For the error discussed, the judgment is reversed and the cause remanded.

PER CURIAM. The foregoing opinion of the Commission of Appeals has been examined by the judges of the Court of Criminal Appeals and approved by the court.






Rehearing

On Motion for Rehearing.

LATTIMORE, J.

Through some confusion in the terms of bill of exceptions No. 2, we were misled into believing that same showed an exception taken to the admission of testimony to the effect that appellant had been convicted in the federal court and given a fine of $50 for possessing intoxicating liquor, which would be but a misdemeanor not involving moral turpitude, and would therefore be inadmissible for the purpose of affecting the reputation of the accused as a witness. Said bill of exceptions in fact shows that same was taken to the fact that the court did not immediately grant a motion made by the attorney for appellant to strike said testimony from the record. The bill shows that the court did keep the matter under advisement for a time, but that at the conclusion of the testimony some few hours after the motion to exclude was made, thq court did then instruct the jury not to consider said testimony. We are not inclined to believe that the action of the court in this regard was erroneous, at least to such an extent as to call for a reversal.
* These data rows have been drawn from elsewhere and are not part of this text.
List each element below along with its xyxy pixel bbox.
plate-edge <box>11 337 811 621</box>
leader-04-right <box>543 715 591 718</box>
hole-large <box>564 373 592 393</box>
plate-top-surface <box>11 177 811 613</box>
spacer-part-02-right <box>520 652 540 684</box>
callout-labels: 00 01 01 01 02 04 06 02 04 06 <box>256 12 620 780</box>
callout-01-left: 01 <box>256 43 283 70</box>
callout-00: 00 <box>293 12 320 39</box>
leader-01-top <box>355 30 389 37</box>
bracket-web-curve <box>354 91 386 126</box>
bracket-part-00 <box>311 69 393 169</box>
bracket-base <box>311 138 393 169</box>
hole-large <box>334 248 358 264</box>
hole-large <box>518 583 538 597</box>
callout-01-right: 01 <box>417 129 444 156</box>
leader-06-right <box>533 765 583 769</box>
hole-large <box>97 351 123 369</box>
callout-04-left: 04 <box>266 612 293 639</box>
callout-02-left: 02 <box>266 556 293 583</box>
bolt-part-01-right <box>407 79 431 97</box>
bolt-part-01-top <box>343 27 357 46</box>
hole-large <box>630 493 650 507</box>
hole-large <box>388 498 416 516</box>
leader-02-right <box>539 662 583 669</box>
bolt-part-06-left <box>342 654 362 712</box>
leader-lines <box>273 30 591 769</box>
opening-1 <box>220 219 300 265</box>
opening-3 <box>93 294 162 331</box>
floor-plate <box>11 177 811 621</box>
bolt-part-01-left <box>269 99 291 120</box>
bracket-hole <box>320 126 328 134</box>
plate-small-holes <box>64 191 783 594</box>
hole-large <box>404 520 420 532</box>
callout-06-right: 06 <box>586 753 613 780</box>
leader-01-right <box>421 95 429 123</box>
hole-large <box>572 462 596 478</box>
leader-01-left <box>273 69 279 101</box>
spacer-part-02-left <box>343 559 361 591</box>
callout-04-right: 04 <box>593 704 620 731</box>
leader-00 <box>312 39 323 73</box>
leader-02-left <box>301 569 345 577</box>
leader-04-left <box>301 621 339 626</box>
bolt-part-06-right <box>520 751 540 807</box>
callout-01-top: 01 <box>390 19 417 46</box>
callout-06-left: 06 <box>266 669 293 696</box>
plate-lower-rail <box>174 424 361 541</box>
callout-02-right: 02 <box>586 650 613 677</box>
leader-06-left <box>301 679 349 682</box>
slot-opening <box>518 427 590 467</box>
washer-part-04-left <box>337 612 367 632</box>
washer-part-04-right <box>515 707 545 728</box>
However, upon further inspection of this record we are of opinion that a judgment of reversal should have been ordered. The testimony relied upon by the state appears in such unsatisfactory condition as that we are unwilling to let the judgment of conviction stand upon same in its present condition. There is testimony in the record suggesting the fact that appellant had been unlawfully tampering with other people’s cattle, and this suggestion may have contributed strongly to the conclusion of guilt reached by the jury.

The alleged stolen animal was unquestionably butchered and its meat and hide sold by the appellant. He was assisted in the butchering by one Lummie Booth, who went with him to the place where the meat and hide were sold to Mr. Rogers. Booth was a witness for the state and admitted on cross-examination that at said time and place appellant paid him $12 which he received from Mr. Rogers. Appellant introduced a witness who testified that he was present at the time of the sale and heard Johnson tell Rogers that he wanted $12 at the time with which to pay Lummie Booth for his cow, and that when Johnson gave Booth the $12 he told him it was in part payment for his cow. Another witness testified that Lummie Booth told him that he had informed Johnson that the cow belonged to him and his father. It further appears that'Lummie Booth told another witness who saw him after the trial that Johnson thought he was killing and selling a cow that belonged to Booth and his father. It also appears that Booth made an affidavit to this effect, although later he gave to the state a contradictory affidavit. Appellant took the stand and testified that he bought the alleged stolen cow from Booth upon Booth’s statement that it belonged to him and his father. It seems the cow was driven for a couple of miles in the daytime, and passed houses of a number of neighbors of its alleged owner before it was butchered. We are in such doubt as to the guilt of appellant under these facts as to be unwilling to let the judgment stand. The state may be able to strengthen its case upon another trial.

The state’s motion for rehearing will be overruled.